Thirukumaran V, Suresh R
International Journal of Civil, Environmental and Agricultural Engineering, Volume 2, pp 74-32; https://doi.org/10.34256/ijceae2025

Abstract:
Kanjamalai one of the fascinating location in Southern Granulite Terrain (SGT) for studying Archaean geology and structures as the entire hill is made up of variety of rock types like two pyroxene granulite, amphibolites, quartzo - feldsapthic gneisses, banded iron formation, and intrusive rocks like dunite, peridotite and pegmatite and beautifully carved structures. The entire hill resembles a canoe shape with doubly plunging fold structure with E-W elongation. The entire hillock seems to sit pretty on mylonitised hornblende biotite gneisses which also have a common N70-95 degree trend and sub vertical dip with NE plunge which is in contradiction to centrally plunging lineations of the hill. The SW part of Kanjamalai near Chinasrirangapadi was displaying beautiful fold structures, with interference pattern out of which six domains were selected for detailed study and analysis.
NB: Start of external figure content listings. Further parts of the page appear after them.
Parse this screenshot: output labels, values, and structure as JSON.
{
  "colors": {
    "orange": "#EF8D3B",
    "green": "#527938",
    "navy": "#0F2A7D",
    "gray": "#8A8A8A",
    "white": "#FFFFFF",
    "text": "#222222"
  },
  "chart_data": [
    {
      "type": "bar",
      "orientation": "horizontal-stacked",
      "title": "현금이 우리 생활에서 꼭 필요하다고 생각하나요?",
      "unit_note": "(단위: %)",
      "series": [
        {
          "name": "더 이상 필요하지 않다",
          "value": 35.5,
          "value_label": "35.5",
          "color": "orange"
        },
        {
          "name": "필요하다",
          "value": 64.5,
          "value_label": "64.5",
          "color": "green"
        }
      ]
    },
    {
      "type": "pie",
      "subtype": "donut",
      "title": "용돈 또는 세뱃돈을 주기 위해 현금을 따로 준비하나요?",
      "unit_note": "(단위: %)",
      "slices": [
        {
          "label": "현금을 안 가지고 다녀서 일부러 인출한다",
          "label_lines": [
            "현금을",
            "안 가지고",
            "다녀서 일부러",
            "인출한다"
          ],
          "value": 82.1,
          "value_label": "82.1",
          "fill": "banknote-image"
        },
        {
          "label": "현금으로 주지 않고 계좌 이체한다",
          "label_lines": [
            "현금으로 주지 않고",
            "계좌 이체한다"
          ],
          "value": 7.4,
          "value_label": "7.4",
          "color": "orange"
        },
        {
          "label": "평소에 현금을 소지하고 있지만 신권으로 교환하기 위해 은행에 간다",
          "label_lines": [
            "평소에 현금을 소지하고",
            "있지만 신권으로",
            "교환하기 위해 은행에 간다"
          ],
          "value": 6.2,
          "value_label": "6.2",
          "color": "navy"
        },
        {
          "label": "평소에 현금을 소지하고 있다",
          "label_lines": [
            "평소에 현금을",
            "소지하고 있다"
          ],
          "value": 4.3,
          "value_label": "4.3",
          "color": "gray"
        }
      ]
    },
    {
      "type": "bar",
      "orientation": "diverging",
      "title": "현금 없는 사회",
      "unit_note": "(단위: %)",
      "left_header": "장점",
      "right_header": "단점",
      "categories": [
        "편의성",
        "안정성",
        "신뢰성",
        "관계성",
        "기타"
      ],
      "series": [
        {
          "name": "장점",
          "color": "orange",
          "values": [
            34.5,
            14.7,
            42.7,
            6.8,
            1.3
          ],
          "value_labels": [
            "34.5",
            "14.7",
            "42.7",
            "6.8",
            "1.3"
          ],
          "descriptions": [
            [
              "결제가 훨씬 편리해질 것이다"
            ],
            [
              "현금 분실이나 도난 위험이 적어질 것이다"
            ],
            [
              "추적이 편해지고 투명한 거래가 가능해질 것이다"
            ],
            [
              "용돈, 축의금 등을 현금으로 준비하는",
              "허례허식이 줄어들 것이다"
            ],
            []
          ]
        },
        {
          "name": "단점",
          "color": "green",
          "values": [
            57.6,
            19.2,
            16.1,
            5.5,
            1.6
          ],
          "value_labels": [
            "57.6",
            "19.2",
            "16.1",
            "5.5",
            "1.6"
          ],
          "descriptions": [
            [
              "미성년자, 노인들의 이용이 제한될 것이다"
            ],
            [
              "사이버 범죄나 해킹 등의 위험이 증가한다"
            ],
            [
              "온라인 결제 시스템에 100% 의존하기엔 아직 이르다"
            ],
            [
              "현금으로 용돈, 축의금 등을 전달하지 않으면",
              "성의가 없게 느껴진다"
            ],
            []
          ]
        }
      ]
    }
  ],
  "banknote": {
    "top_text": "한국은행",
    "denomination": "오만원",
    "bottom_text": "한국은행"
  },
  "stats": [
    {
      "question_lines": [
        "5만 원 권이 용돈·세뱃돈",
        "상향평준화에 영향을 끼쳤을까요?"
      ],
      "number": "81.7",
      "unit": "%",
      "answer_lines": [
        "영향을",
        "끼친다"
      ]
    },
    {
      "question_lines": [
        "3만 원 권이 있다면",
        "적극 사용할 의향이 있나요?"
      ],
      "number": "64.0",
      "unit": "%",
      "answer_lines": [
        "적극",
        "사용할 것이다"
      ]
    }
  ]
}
The multiple generation folded structure will have a clue in reconstructing the deformation history of this Kanjamalai. The observed f1, f2 and f3 folds show significant Type III interference pattern as that of Ramsay and 01 and 03 type folds of Bernhard Grasemann. Wavelength –amplitude analysis was made to generalize and regroup the observed folds in to high amplitude, high wavelength or open folds, low wavelength and Mesoscopic folds. And visual harmonic analysis was made to analyse the symmetry of the folds and analyze the geometry, symmetry and harmony and genesis of the fold in terms of relative timing of the events.